Capítulo 2 - O Propósito Universal

Até agora, nossa abordagem sobre a "Carta aos Hebreus" foi muito negativa, embora feita com seriedade. Entretanto, achamos necessário, à medida que avançarmos, continuarmos a mostrar aquilo que não tem nada a ver com a mente de Deus em relação ao Seu povo.

Ao comissionar Seu servo Jeremias, o Senhor disse que ministério dele seria duas vezes mais corretivo e destrutivo do que construtivo (Jr 1:10) Isso indicava o quanto havia para ser removido do caminho antes que o propósito de Deus pudesse ser alcançado. Neemias se deparou com “muito entulho” em seu caminho antes de iniciar a sua obra construtiva. Mas a melhor maneira de se corrigir é sempre usar a forma positiva, isto é, apresentar o propósito de Deus da forma mais plena possível.
Assim, então, o ponto principal desta carta, bem como de qualquer outra parte do Novo Testamento, é o cristão alcançar

Plenitude de Cristo

e as advertências mais fortes - com exemplos terríveis - são dadas quanto ao fracasso nesta questão. A fatal fraqueza de grande parte do trabalho da Igreja, tanto em seu evangelismo como em sua atividade interna, é o fracasso em não perceber que Deus jamais se satisfaz em ter apenas convertidos ou adeptos, mas considera muito mais importante levá-los ao pleno crescimento espiritual. Para isso Ele chegou ao ponto de transformar o permanente monumento da Revelação Divina - o Novo Testamento – em um volume com cerca de noventa e nove por cento de seu conteúdo destinado ao crescimento espiritual dos cristãos após a conversão. Antes de tudo, esta é a maneira de Deus nos dizer duas coisas.

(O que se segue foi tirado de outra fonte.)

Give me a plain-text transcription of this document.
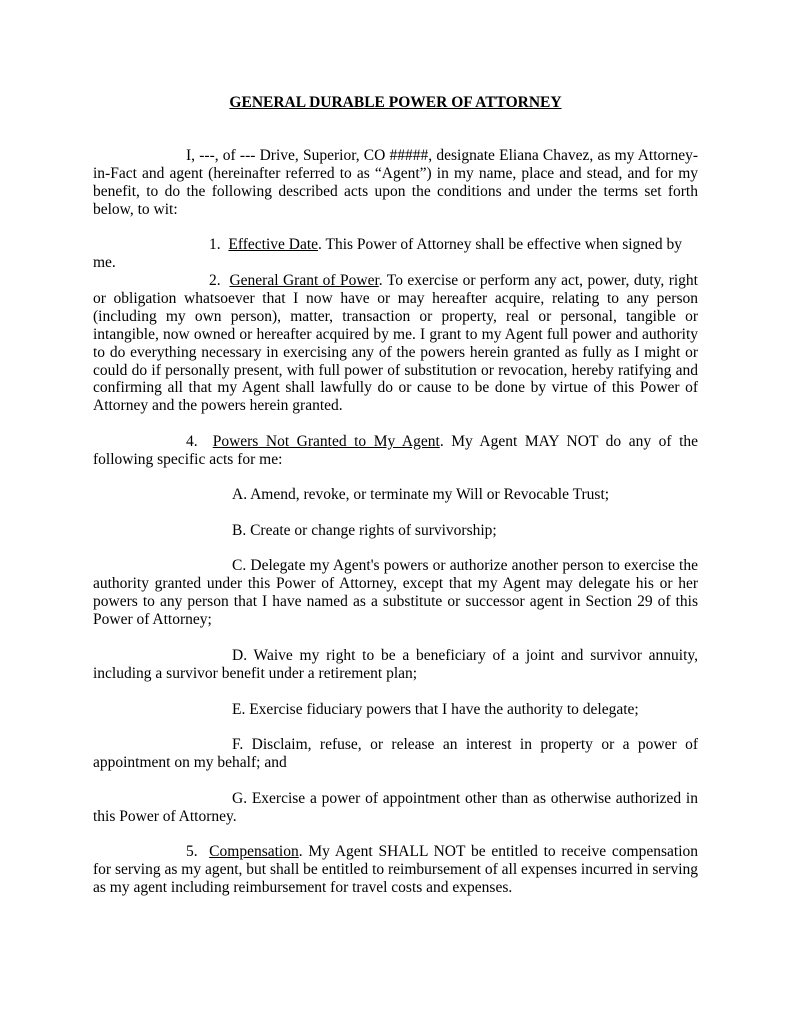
GENERAL DURABLE POWER OF ATTORNEY

I, ---, of --- Drive, Superior, CO #####, designate Eliana Chavez, as my Attorney-in-Fact and agent (hereinafter referred to as “Agent”) in my name, place and stead, and for my benefit, to do the following described acts upon the conditions and under the terms set forth below, to wit:

1. Effective Date. This Power of Attorney shall be effective when signed by me.

2. General Grant of Power. To exercise or perform any act, power, duty, right or obligation whatsoever that I now have or may hereafter acquire, relating to any person (including my own person), matter, transaction or property, real or personal, tangible or intangible, now owned or hereafter acquired by me. I grant to my Agent full power and authority to do everything necessary in exercising any of the powers herein granted as fully as I might or could do if personally present, with full power of substitution or revocation, hereby ratifying and confirming all that my Agent shall lawfully do or cause to be done by virtue of this Power of Attorney and the powers herein granted.

4. Powers Not Granted to My Agent. My Agent MAY NOT do any of the following specific acts for me:

A. Amend, revoke, or terminate my Will or Revocable Trust;

B. Create or change rights of survivorship;

C. Delegate my Agent's powers or authorize another person to exercise the authority granted under this Power of Attorney, except that my Agent may delegate his or her powers to any person that I have named as a substitute or successor agent in Section 29 of this Power of Attorney;

D. Waive my right to be a beneficiary of a joint and survivor annuity, including a survivor benefit under a retirement plan;

E. Exercise fiduciary powers that I have the authority to delegate;

F. Disclaim, refuse, or release an interest in property or a power of appointment on my behalf; and

G. Exercise a power of appointment other than as otherwise authorized in this Power of Attorney.

5. Compensation. My Agent SHALL NOT be entitled to receive compensation for serving as my agent, but shall be entitled to reimbursement of all expenses incurred in serving as my agent including reimbursement for travel costs and expenses.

Primeiro, que o propósito final, longe dessa concepção de que Seus conselhos eternos teriam sido frustrados, é Cristo em plenitude, não apenas em aspectos. Segundo, que somente uma Igreja que tenha uma grande medida de Cristo pode cumprir o propósito do evangelho de forma adequada e efetiva. Há muito mais força espiritual a ser vencida neste mundo e ao redor dele do que a igreja ou cristãos noviços imaginam. Somente Cristo em plenitude pode fazer isso, e a medida de eficácia será sempre conforme a medida de Cristo. O fato de que a "Carta aos Hebreus" tem muito a ver com essa questão, pode ser visto a partir de que - em princípios - ela abrange e compreende toda a revelação e significado do Novo Testamento, tanto no aspecto doutrinário como prático. Analise a Carta e veja se não encontra nela a essência de "Romanos", "Coríntios", "Gálatas", "Efésios", "Filipenses", "Colossenses" e "Pedro". E não estabelece a base para o interrogatório das igrejas no "Apocalipse"?

Mas, para alcançar mais rapidamente o objetivo global da Carta, apenas tome esse pensamento de plenitude e leia a carta tomando isso como guia. Quando tiver feito isso, e tiver reconhecido que é isso que governa tudo, então inicie novamente a leitura com este segundo pensamento: De que maneira Cristo é revelado aqui como plenitude para a nossa compreensão e realização? Uma terceira questão eventualmente irá surgir: Que ajustes são necessários para que tal objetivo seja alcançado? Vamos procurar responder a essas perguntas ordenadamente.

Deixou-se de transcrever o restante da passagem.